2020 National Invitation Tournament
- Season: 2019–20
- Teams: 32
- Finals site: Madison Square Garden, New York City

= 2020 National Invitation Tournament =

Annual NCAA basketball competition

The 2020 National Invitational Tournament was to be a single-elimination tournament of 32 NCAA Division I men's college basketball teams not been selected to participate in the 2020 NCAA tournament. The tournament was to begin on March 17 and end on April 2. The first three rounds were to be played on campuses, with the semifinal and championship final played at Madison Square Garden in New York City.

On March 12, the NCAA canceled the tournament, along with all winter and spring championships for 2020 as a precaution with the coronavirus pandemic.

==Participants==

===Automatic qualifiers===
The following teams were guaranteed berths into the 2020 NIT field by having the best regular season record in their conference, but failing to win their conference tournament.

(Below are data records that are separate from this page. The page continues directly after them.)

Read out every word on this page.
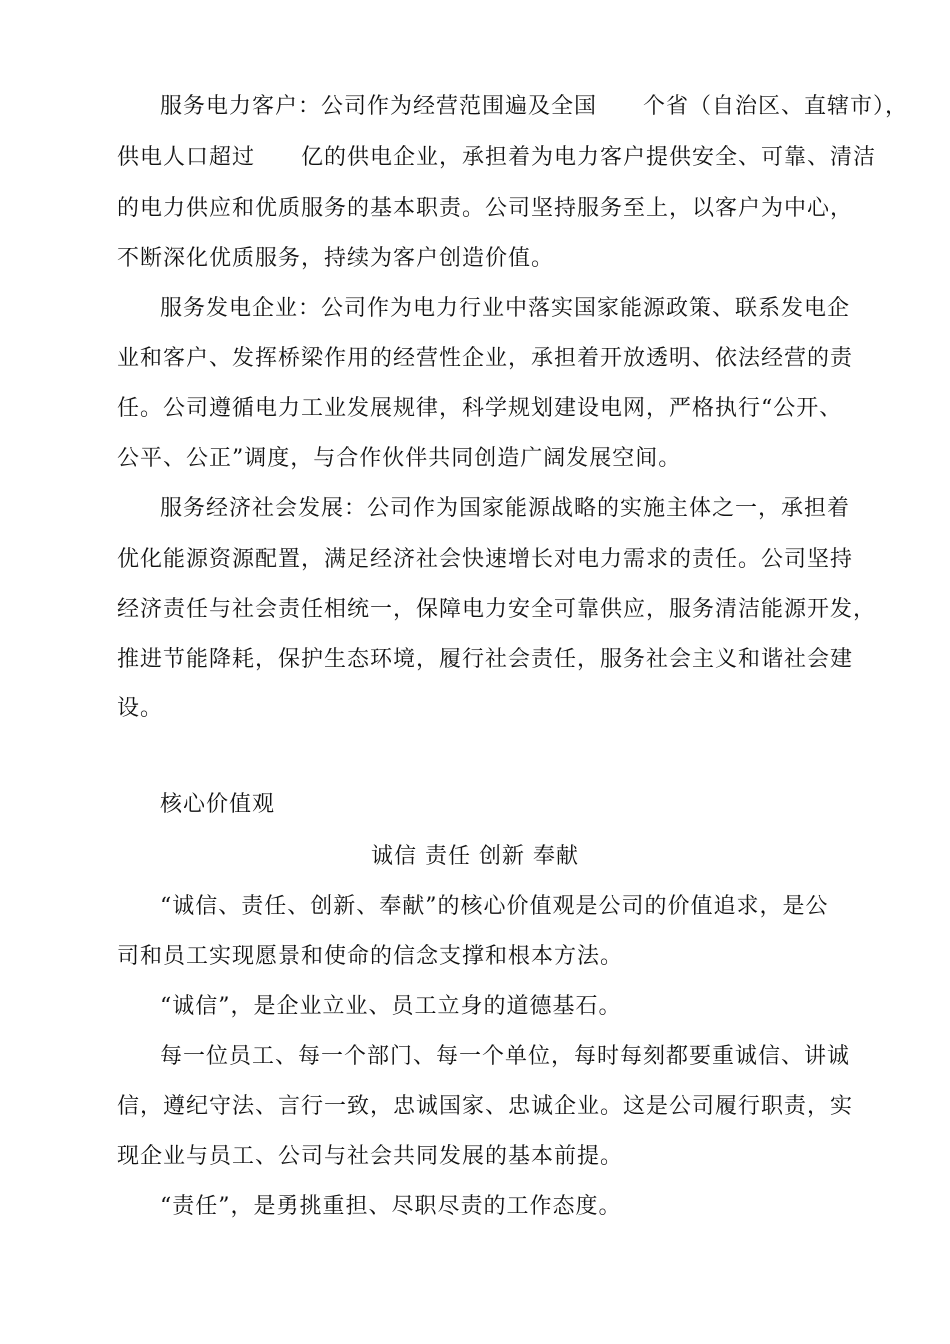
服务电力客户：公司作为经营范围遍及全国　　个省（自治区、直辖市），
供电人口超过　　亿的供电企业，承担着为电力客户提供安全、可靠、清洁
的电力供应和优质服务的基本职责。公司坚持服务至上，以客户为中心，
不断深化优质服务，持续为客户创造价值。
服务发电企业：公司作为电力行业中落实国家能源政策、联系发电企
业和客户、发挥桥梁作用的经营性企业，承担着开放透明、依法经营的责
任。公司遵循电力工业发展规律，科学规划建设电网，严格执行“公开、
公平、公正”调度，与合作伙伴共同创造广阔发展空间。
服务经济社会发展：公司作为国家能源战略的实施主体之一，承担着
优化能源资源配置，满足经济社会快速增长对电力需求的责任。公司坚持
经济责任与社会责任相统一，保障电力安全可靠供应，服务清洁能源开发，
推进节能降耗，保护生态环境，履行社会责任，服务社会主义和谐社会建
设。
核心价值观
诚信 责任 创新 奉献
“诚信、责任、创新、奉献”的核心价值观是公司的价值追求，是公
司和员工实现愿景和使命的信念支撑和根本方法。
“诚信”，是企业立业、员工立身的道德基石。
每一位员工、每一个部门、每一个单位，每时每刻都要重诚信、讲诚
信，遵纪守法、言行一致，忠诚国家、忠诚企业。这是公司履行职责，实
现企业与员工、公司与社会共同发展的基本前提。
“责任”，是勇挑重担、尽职尽责的工作态度。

Some of these teams would have been eligible to receive an at-large berth into the NCAA tournament; for instance, San Diego State was likely to be an at-large NCAA team based on their record and polling ranking regardless of their loss in their conference final.

Although Merrimack won the Northeast Conference regular-season title in their first season within the NEC, they were ineligible to play in their conference tourney or in the NCAA tournament or NIT due to their transition to Division I. As a result, no team from the NEC was eligible for an auto-bid regardless of the result of the conference tournament.

| Team | Conference | Overall record | Appearance | Last bid |
|---|---|---|---|---|
| Radford | Big South | 21–11 | 1st | Never |
| Wright State | Horizon | 25–6 | 2nd | 2019 |
| Northern Iowa | Missouri Valley | 25–6 | 2nd | 2012 |
| San Diego State | Mountain West | 30–2 | 7th | 2016 |
| Colgate | Patriot League | 25–9 | 1st | Never |

==Bracket==
The field of 32 teams was to be announced on March 15 on ESPNU.

==Media==
ESPN, Inc. was to have exclusive television rights to all of the NIT Games, broadcast across ESPN, ESPN2, ESPNU, and ESPN3. Westwood One was to have exclusive radio rights to the semifinals and the championship.